Puis, il y avait le devoir, maintenant qu’on s’était bien promis l’un à l’autre.
En six mois, cependant, les pâlissements de l’absence altérèrent un peu la constance déjà longue d’Yvaine. Elle soupirait et s’ennuyait de cette monotonie, de cette solitude. Sa parole jurée lui pesait parfois comme une chaîne. Elle en était revenue à l’amitié. Ses lettres, sa seule distraction, demeuraient toutefois les mêmes, ayant pris le pli des phrases tendres. Celles de Guilhem témoignaient qu’il ne vivait de plus en plus que d’elle—et d’espoir. Mais quatre ans et demi encore!... Naïve, elle bâillait, parfois, en y songeant. Sur ces entrefaites, le père de Guilhem, le vieux garde Kerlis, mourut, laissant un pécule des plus modestes, que Guilhem plaça, par correspondance, pour jusqu’à son retour.

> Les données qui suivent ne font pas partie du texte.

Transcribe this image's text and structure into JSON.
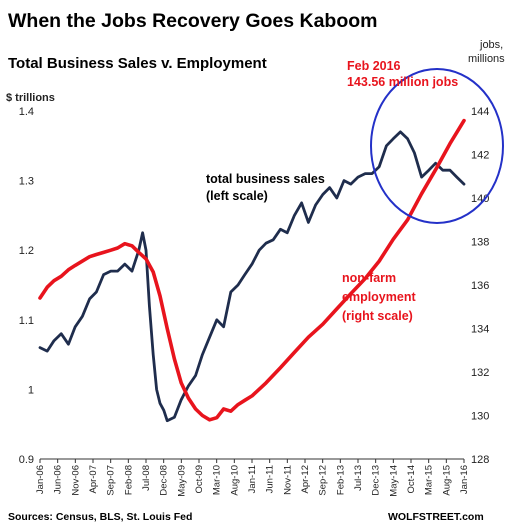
{
  "chart_data": {
    "type": "line",
    "title": "When the Jobs Recovery Goes Kaboom",
    "subtitle": "Total Business Sales v. Employment",
    "ylabel_left": "$ trillions",
    "ylabel_right": [
      "jobs,",
      "millions"
    ],
    "ylim_left": [
      0.9,
      1.4
    ],
    "ylim_right": [
      128,
      144
    ],
    "yticks_left": [
      "0.9",
      "1",
      "1.1",
      "1.2",
      "1.3",
      "1.4"
    ],
    "yticks_right": [
      "128",
      "130",
      "132",
      "134",
      "136",
      "138",
      "140",
      "142",
      "144"
    ],
    "xlim": [
      2006.0,
      2016.0
    ],
    "xtick_labels": [
      "Jan-06",
      "Jun-06",
      "Nov-06",
      "Apr-07",
      "Sep-07",
      "Feb-08",
      "Jul-08",
      "Dec-08",
      "May-09",
      "Oct-09",
      "Mar-10",
      "Aug-10",
      "Jan-11",
      "Jun-11",
      "Nov-11",
      "Apr-12",
      "Sep-12",
      "Feb-13",
      "Jul-13",
      "Dec-13",
      "May-14",
      "Oct-14",
      "Mar-15",
      "Aug-15",
      "Jan-16"
    ],
    "series": [
      {
        "name": "total business sales (left scale)",
        "color": "#1f2d4d",
        "axis": "left",
        "x": [
          2006.0,
          2006.17,
          2006.33,
          2006.5,
          2006.67,
          2006.83,
          2007.0,
          2007.17,
          2007.33,
          2007.5,
          2007.67,
          2007.83,
          2008.0,
          2008.17,
          2008.33,
          2008.42,
          2008.5,
          2008.58,
          2008.67,
          2008.75,
          2008.83,
          2008.92,
          2009.0,
          2009.17,
          2009.33,
          2009.5,
          2009.67,
          2009.83,
          2010.0,
          2010.17,
          2010.33,
          2010.5,
          2010.67,
          2010.83,
          2011.0,
          2011.17,
          2011.33,
          2011.5,
          2011.67,
          2011.83,
          2012.0,
          2012.17,
          2012.33,
          2012.5,
          2012.67,
          2012.83,
          2013.0,
          2013.17,
          2013.33,
          2013.5,
          2013.67,
          2013.83,
          2014.0,
          2014.17,
          2014.33,
          2014.5,
          2014.67,
          2014.83,
          2015.0,
          2015.17,
          2015.33,
          2015.5,
          2015.67,
          2015.83,
          2016.0
        ],
        "values": [
          1.06,
          1.055,
          1.07,
          1.08,
          1.065,
          1.09,
          1.105,
          1.13,
          1.14,
          1.165,
          1.17,
          1.17,
          1.18,
          1.17,
          1.2,
          1.225,
          1.2,
          1.12,
          1.05,
          1.0,
          0.98,
          0.97,
          0.955,
          0.96,
          0.985,
          1.005,
          1.02,
          1.05,
          1.075,
          1.1,
          1.09,
          1.14,
          1.15,
          1.165,
          1.18,
          1.2,
          1.21,
          1.215,
          1.23,
          1.225,
          1.25,
          1.268,
          1.24,
          1.265,
          1.28,
          1.29,
          1.275,
          1.3,
          1.295,
          1.305,
          1.31,
          1.31,
          1.32,
          1.35,
          1.36,
          1.37,
          1.36,
          1.34,
          1.305,
          1.315,
          1.325,
          1.315,
          1.315,
          1.305,
          1.295
        ]
      },
      {
        "name": "non-farm employment (right scale)",
        "color": "#e8141d",
        "axis": "right",
        "x": [
          2006.0,
          2006.17,
          2006.33,
          2006.5,
          2006.67,
          2006.83,
          2007.0,
          2007.17,
          2007.33,
          2007.5,
          2007.67,
          2007.83,
          2008.0,
          2008.17,
          2008.33,
          2008.5,
          2008.67,
          2008.83,
          2009.0,
          2009.17,
          2009.33,
          2009.5,
          2009.67,
          2009.83,
          2010.0,
          2010.17,
          2010.33,
          2010.5,
          2010.67,
          2010.83,
          2011.0,
          2011.33,
          2011.67,
          2012.0,
          2012.33,
          2012.67,
          2013.0,
          2013.33,
          2013.67,
          2014.0,
          2014.33,
          2014.67,
          2015.0,
          2015.33,
          2015.67,
          2016.0
        ],
        "values": [
          135.4,
          135.9,
          136.2,
          136.4,
          136.7,
          136.9,
          137.1,
          137.3,
          137.4,
          137.5,
          137.6,
          137.7,
          137.9,
          137.8,
          137.5,
          137.2,
          136.6,
          135.5,
          134.0,
          132.6,
          131.5,
          130.8,
          130.3,
          130.0,
          129.8,
          129.9,
          130.3,
          130.2,
          130.5,
          130.7,
          130.9,
          131.5,
          132.2,
          132.9,
          133.6,
          134.2,
          134.9,
          135.6,
          136.3,
          137.1,
          138.1,
          139.0,
          140.2,
          141.3,
          142.5,
          143.56
        ]
      }
    ],
    "annotations": {
      "peak_line1": "Feb 2016",
      "peak_line2": "143.56 million jobs",
      "sales_line1": "total business sales",
      "sales_line2": "(left scale)",
      "emp_line1": "non-farm",
      "emp_line2": "employment",
      "emp_line3": "(right scale)"
    },
    "highlight_ring_color": "#2431c8",
    "grid": false,
    "legend": "none"
  },
  "footer": {
    "sources": "Sources: Census, BLS, St. Louis Fed",
    "brand": "WOLFSTREET.com"
  }
}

Cette présence, qui avait gêné la mère et la fille, ayant disparu, celles-ci respirèrent plus à l’aise. La mère Blein, des plus accortes et jolie encore, devint de mœurs un peu libres.
Si bien qu’un jour, moins de dix mois après le départ de Guilhem, il arriva comme si un absurde coup de vent eût passé tout à coup.
Yvaine, en effet, par un soir de fête de village, s’en laissa dire par un jeune élève de marine, venu en congé, qui la séduisit à l’improviste et dut, après deux jours, la laisser seule.
Elle comprit alors, trop tard, qu’elle avait commis, en riant trop, l’irréparable.—Allons, c’était fini! Que faire? S’étourdir? Elle sentit que la vie allait l’entraîner.
Un mois après, à Rennes, elle avait un amant, qui l’installa, sans luxe d’ailleurs. Bientôt, devenue fille galante, elle mena l’existence de gros plaisirs qu’offre la province aux personnes désireuses de «s’amuser».
Cependant, par une féminine bizarrerie, elle avait gardé, au fond du cœur, un faible pour le passé lointain qu’elle avait trahi si follement. Les lettres douces et réchauffantes qu’elle recevait toujours formaient un tel contraste avec le ton dont les «autres» lui parlaient!...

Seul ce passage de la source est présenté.